Daha önce bu sayfada defalarca yazdım. Ulusal çaplı sınavlar yani üniversite giriş sınavı, lise giriş sınavı, özel öğretimin yaygınlığı, okulu tamamlayan ve okul dışı hizmet veren kurumlar sadece bizim ülkemizde değil, dünyanın birçok ülkesinde var. Ya kardeşim sizin bu sınav, dershane düşmanlığınız nedir? Şimdi size sorsam müfredat nedir, sınavlar nasıl hazırlanır, kaç çeşittir, başarı odaklı sınav nedir, sıralama sınavı nedir? Sınavların eğitime katkısı nedir? Eğitim nereye gidiyor? Bilmezsiniz. Dünyanın kaç ülkesinde sınav ve dershane var? Yine bilmezsin. Sorsam zatıalilerinize 'sınavsız bir eğitim sistemi olur mu?' diye yine bilmezsiniz. Ama sizin amacınız zaten bu değil ki, sizin amacınız toplumun hoşuna ne gidiyorsa onları söylemek. Yani nabza göre verin şerbeti gitsin. Kimin umurunda kalkınma kimin umurunda eğitilmiş birey. Toplum 'sınavları kaldıralım' diyince seviniyor, toplum 'dershaneleri kapatalım' deyince tepki veriyor ya o zaman onu söylüyorsunuz. Söyledikleriniz doğru olsa yanmam o da değil. Hele hele dershanelerle ilgili bilgileriniz o kadar kıt ki sürekli topluma yanlış bilgi verdiniz.

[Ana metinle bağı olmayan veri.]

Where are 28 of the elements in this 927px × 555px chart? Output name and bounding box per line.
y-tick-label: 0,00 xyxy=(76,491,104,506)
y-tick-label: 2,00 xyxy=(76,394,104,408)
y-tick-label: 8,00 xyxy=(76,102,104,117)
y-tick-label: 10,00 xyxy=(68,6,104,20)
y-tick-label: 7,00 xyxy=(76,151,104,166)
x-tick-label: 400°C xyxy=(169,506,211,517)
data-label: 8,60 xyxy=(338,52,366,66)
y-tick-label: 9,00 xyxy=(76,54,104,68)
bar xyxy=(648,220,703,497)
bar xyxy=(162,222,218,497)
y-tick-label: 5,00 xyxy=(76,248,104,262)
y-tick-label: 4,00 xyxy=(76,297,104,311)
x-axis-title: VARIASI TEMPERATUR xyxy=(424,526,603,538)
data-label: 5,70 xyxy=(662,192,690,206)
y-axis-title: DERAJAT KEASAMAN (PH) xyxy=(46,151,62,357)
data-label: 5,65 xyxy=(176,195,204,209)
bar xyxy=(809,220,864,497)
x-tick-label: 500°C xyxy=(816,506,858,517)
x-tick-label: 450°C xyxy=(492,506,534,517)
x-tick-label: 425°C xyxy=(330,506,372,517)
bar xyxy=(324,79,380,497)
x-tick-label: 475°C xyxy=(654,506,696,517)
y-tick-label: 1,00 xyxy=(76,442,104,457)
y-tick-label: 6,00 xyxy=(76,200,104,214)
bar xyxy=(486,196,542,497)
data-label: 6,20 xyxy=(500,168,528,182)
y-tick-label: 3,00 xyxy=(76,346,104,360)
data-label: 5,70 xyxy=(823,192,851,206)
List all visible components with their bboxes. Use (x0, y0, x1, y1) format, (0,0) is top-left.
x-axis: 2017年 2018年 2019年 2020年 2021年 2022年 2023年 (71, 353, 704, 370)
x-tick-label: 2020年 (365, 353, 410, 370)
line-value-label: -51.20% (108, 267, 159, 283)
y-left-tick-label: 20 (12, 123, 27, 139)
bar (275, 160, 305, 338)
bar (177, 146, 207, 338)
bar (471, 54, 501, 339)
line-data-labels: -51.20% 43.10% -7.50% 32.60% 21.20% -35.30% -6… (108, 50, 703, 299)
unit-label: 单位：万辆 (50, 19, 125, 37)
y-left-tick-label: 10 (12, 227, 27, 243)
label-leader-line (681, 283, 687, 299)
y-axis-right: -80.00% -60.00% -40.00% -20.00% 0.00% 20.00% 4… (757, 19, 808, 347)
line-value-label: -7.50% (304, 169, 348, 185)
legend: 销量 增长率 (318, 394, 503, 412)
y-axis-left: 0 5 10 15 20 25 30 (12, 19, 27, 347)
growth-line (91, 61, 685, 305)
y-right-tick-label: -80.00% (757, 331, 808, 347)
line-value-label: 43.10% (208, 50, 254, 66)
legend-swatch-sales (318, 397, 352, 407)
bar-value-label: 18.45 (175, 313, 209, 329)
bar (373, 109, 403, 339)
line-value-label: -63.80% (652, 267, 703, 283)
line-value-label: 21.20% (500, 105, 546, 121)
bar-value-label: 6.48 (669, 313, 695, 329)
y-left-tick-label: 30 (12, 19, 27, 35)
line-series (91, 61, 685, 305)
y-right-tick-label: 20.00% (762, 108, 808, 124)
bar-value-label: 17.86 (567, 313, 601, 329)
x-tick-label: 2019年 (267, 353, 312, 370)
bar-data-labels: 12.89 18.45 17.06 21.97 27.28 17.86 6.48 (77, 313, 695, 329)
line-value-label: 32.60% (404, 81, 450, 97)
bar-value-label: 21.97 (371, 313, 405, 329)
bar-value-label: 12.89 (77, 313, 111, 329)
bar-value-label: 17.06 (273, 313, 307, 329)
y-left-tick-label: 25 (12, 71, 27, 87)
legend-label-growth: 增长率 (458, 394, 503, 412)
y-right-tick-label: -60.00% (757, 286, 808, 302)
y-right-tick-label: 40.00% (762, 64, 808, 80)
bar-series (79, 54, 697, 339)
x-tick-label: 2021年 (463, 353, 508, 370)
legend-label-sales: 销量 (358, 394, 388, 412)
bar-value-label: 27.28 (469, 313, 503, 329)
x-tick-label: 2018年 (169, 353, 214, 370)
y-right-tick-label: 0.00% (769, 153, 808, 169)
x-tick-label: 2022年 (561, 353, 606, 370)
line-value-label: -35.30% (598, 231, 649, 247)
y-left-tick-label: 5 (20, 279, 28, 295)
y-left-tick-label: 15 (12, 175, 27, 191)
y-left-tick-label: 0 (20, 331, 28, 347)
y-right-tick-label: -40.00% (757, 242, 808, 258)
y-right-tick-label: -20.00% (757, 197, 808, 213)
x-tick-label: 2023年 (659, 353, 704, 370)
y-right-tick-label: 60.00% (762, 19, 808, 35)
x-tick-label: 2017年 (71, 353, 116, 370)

Madem bu ülkenin eğitim sorunlarıyla ilgileniyorsunuz o zaman eğitim çıktılarının neden bozuk olduğunu, üniversitelerin neden başarılı olamadığını, öğretmen verimliliğinin neden düşük olduğunu ve çözüm önerilerinizi söyleyin. Bunları araştırın dünyanın başka ülkeleri TIMMS, PİSA sınavlarda (ABD, Finlandiya, G.Kore, Japonya, Singapur) nasıl başarılı oluyorlar onu araştırın. Sonra bunlara çözümler üretin, topluma bu konuda bilgiler verin yoksa her gün 'dershaneler kötü', 'dershaneler olmasın', 'sınavlar kaldırılsın' diye tekrar tekrar aynı şeyleri söylemenin anlamı yok. Be kardeşim bunları söylemenin toplumun kafasını boş şeylerle meşgul ettiğini görmüyor musunuz?

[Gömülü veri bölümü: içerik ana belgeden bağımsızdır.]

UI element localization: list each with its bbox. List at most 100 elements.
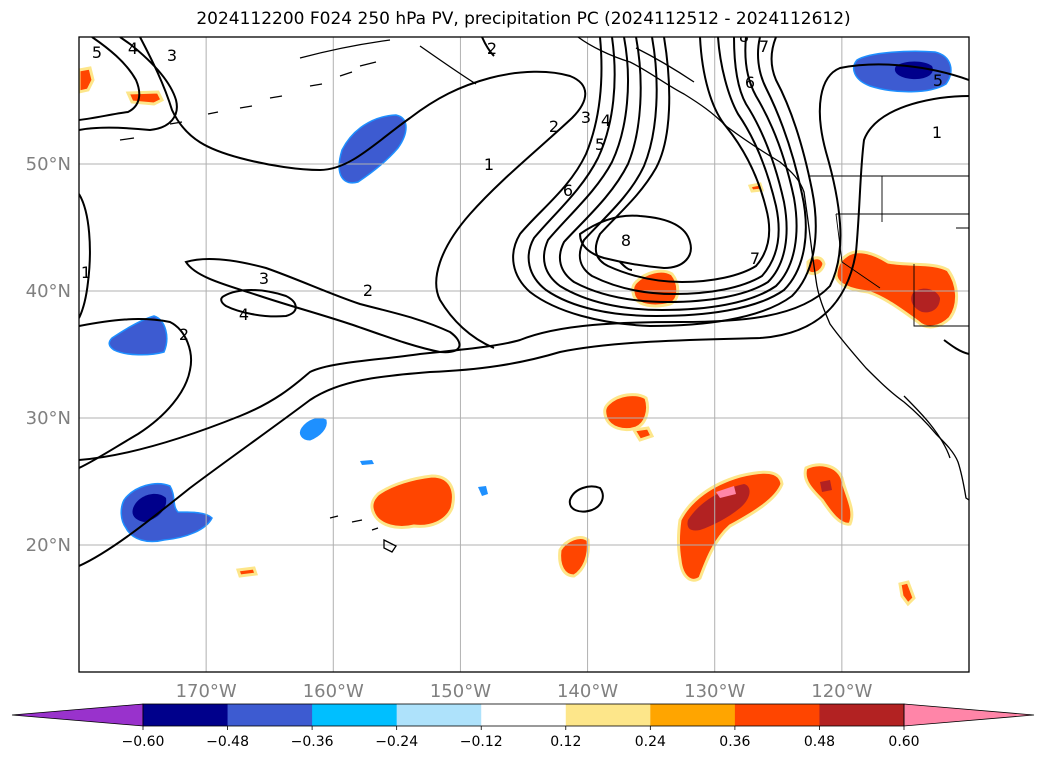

Dershanelerin bilmem ne kadar para topladığını yazıyorsunuz. Bu sayıyı nereden bulduğunuzda meçhul ya hadi neyse, peki neden üniversitelerde boş kalan kontenjanların bu ülkeye açtığı maliyet kaybını söylemiyorsunuz. Her ile bir üniversite kapsamında açılan üniversitelerde öğrencilerin yarıya yakının kayıt dondurduğunu, buralarda hoca olmadığını söylemiyorsunuz. Oralara dokunmak herhalde hoşunuza gitmiyor.
Bekliyorum sabırsızlıkla acaba ne zaman bu ülkede eğitimin gelişmesi için bir şeyler söyleyeceksiniz diye. Artık bekletmeyin sizinde çorbada tuzunuz olsun.